Лети душа, лети на все четыре.
Трясись штурвал, я как-то проживу.

Искрит грозой, а может, в синем цвете,
горит рассвет или закат погас,
лишь я прошу над миром Божьим этим 
свети звезда для каждого из нас.

«Я выпью берёзовый сок глоток за глотком»

Я выпью берёзовый сок глоток за глотком,
прищурюсь в лучах своим глазом-японцем.
Наступит весна на меня и раздавит жуком,
согреет пятно моей жизни горячее солнце.
Как это прекрасно: зеленой травы густота.
Хочу стать свободным, таким же, как русское поле,
а лучше, бескрайним, что синяя эта вода
на небе бездонном. На небе похожем, на море.
Сегодня весна меняется минус на плюс,
становятся будни светлей и заметно теплее.
Уехать бы в Крым давить бесхребетных медуз,
жить в доме у моря и звезды считать галилеем.
Сегодня весна. Я выпью берёзовый сок.
Прохожий идет не спеша, не прячась от стужи.
Душа расцветает. В руках умирает снежок.
И люди вокруг расцветают и светят наружу.
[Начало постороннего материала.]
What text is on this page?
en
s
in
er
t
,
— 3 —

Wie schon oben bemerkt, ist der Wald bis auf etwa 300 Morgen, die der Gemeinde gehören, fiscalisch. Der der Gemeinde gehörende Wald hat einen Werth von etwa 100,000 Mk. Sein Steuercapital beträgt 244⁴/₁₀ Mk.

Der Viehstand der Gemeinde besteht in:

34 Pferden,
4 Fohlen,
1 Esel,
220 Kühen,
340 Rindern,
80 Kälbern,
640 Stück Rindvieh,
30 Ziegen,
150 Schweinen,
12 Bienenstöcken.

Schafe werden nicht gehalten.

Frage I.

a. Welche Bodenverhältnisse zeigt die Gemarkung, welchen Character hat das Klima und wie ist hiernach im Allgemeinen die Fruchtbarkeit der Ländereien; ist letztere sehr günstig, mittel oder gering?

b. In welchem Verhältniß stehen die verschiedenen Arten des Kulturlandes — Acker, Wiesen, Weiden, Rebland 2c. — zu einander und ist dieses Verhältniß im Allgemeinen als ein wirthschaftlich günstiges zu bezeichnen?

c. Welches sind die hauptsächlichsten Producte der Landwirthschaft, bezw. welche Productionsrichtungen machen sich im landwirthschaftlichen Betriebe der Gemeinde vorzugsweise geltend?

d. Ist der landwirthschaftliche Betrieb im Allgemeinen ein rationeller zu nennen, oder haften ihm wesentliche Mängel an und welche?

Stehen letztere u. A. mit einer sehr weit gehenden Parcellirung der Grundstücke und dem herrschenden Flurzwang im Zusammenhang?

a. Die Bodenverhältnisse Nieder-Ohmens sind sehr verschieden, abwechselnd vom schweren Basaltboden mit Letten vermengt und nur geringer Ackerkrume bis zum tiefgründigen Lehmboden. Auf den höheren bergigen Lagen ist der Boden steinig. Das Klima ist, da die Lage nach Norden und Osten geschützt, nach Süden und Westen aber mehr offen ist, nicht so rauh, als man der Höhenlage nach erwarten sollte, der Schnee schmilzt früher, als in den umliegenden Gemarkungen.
«На районе мой двор называется Пьяным»

На районе мой двор называется «Пьяным»,
ты сюда не ходи, тут пустые стаканы
наполняются водкой; дымят наркоманы
и зовут Галилея.

Горизонт вечно хмур от того перегара,
и висят облака цвета серого сала.
Разолью на троих, чтобы не было мало,
никого не жалея.

Ты сюда не ходи, не горят фонарями
наши улицы ночью, гуляют миряне,
ищут, где намутить, хоть какой-нибудь дряни,
поджидают неместных.

Никого не найдешь, если спросишь соседей,
знает каждый рожденный на этой планете:
доверяй, но своим, а еще, может, этим 
из отряда небесных.

Набережная

Ирине

Южный ветер вплетается в волосы,
солнце медленно движется к выходу.
Я дышу ее вдохом и выдохом.
Ее тело, глаза, моря полосы.

У причала качает кораблики,
паруса развивая вдоль пристани.
Город выжжен зелеными листьями,
слышишь стук это падают яблоки.

Это лето июльское, рыжее,
вниз летит, растворяется в запахе,
облака догорают на западе,
в небе звезды ютятся над крышами.

Я ловлю ее губы и волосы.
Свежесть моря, глаза, рук движения.
Волны в берег, заката брожение.
Ее тело, шептание голосом.

г. Ялта

«Я помню снег прохладным январем»

Я помню снег прохладным январем,
фонарный столб, горевший янтарем,
как вниз сползала в градуснике ртуть,
пришла зима и обнажила грудь.
Я помню, как сминается постель,
как ветер воет, корчится метель,
как шар земной кружится на оси,
и мы вдвоем, по кругу, колесим,
несемся, улетаем в пустоту,
по-рыбьи, по-собачьи, на ходу;
движеньем тел, движеньем ног и рук,
и тем, о чем не пишут на фейсбук
Летим с тобой, а снизу, далеко,
Барокко Петербурга, Рококо
И близко облака к земле висят.
Мы задыхаемся и падаем назад

Ноябрь

Вот как-то так, из маленького слова
рождаются стихи, совсем как люди.
Ржавеет лес, над ним луны подкова
и столько звёзд, что их считать не будем.
Мой страшный сон нашествие глаголов
без падежей, без точек с запятыми,
пока повсюду полчищем монголов,
шагает ночь по облакам пустыни.
Как в ноябре, забыл, числа какого,
родился я, крича на всю палату, 
возникнет звук, от слова будет слово,
родится стих без имени и даты.
Наступит день и никого не спросит,
пожар звезды окно моё согреет,
но вдруг прочтёшь стихотворений осень,
а в них дожди то ямбом, то хореем.

«Мимо трамвайных путей, по домам и дворам»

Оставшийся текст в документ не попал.